Understanding Custom Access Roles

To review the access roles created by the Run:ai Cluster installation, see Understanding Access Roles.

Manual Creation of Namespaces

Run:ai Projects are implemented as Kubernetes namespaces. By default, the administrator creates a new Project via the Administration user interface which then triggers the creation of a Kubernetes namespace named runai-<PROJECT-NAME>. There are a couple of use cases that customers will want to disable this feature:

  • Some organizations prefer to use their internal naming convention for Kubernetes namespaces, rather than Run:ai's default runai-<PROJECT-NAME> convention.
  • Some organizations will not allow Run:ai to automatically create Kubernetes namespaces.

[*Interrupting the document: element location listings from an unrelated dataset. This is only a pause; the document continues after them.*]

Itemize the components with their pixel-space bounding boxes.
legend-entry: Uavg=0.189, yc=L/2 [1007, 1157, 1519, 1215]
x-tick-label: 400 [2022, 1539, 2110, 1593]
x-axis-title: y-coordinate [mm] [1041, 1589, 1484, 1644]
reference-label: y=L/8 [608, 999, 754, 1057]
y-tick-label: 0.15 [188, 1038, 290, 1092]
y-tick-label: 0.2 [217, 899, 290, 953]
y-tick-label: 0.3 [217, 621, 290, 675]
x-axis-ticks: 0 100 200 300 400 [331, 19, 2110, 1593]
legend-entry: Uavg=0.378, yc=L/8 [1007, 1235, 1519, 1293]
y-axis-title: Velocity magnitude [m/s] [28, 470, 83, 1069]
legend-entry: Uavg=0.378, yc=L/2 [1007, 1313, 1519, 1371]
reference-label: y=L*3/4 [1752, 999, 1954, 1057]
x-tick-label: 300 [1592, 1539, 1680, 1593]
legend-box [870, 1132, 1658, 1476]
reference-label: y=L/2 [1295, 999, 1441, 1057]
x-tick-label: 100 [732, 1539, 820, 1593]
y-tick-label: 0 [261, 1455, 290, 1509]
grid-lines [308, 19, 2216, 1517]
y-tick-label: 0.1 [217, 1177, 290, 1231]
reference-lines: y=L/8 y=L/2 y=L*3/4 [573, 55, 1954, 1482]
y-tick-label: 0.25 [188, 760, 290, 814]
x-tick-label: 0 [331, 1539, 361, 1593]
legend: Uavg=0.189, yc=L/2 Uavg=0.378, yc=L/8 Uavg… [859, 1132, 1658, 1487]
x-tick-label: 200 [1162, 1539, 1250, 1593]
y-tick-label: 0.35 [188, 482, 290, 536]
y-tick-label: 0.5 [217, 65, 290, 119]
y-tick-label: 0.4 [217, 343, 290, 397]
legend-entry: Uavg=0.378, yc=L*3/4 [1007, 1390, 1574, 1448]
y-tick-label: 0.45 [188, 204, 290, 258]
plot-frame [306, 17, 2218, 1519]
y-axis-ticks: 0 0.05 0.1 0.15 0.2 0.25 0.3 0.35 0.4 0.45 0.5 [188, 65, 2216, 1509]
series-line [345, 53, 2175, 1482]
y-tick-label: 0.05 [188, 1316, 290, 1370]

Follow these steps to achieve this:

  1. Disable the namespace creation functionality. See the runai-operator.config.project-controller.createNamespaces flag above.
  2. Create a Project using the Run:ai User Interface.
  3. Create the namespace if needed by running: kubectl create ns <NAMESPACE>. The suggested Run:ai default is runai-<PROJECT-NAME>.
  4. Label the namespace to connect it to the Run:ai Project by running kubectl label ns <NAMESPACE> runai/queue=<PROJECT_NAME>, where <PROJECT_NAME> is the name of the project you have created in the Run:ai user interface above and <NAMESPACE> is the name you chose for your namespace.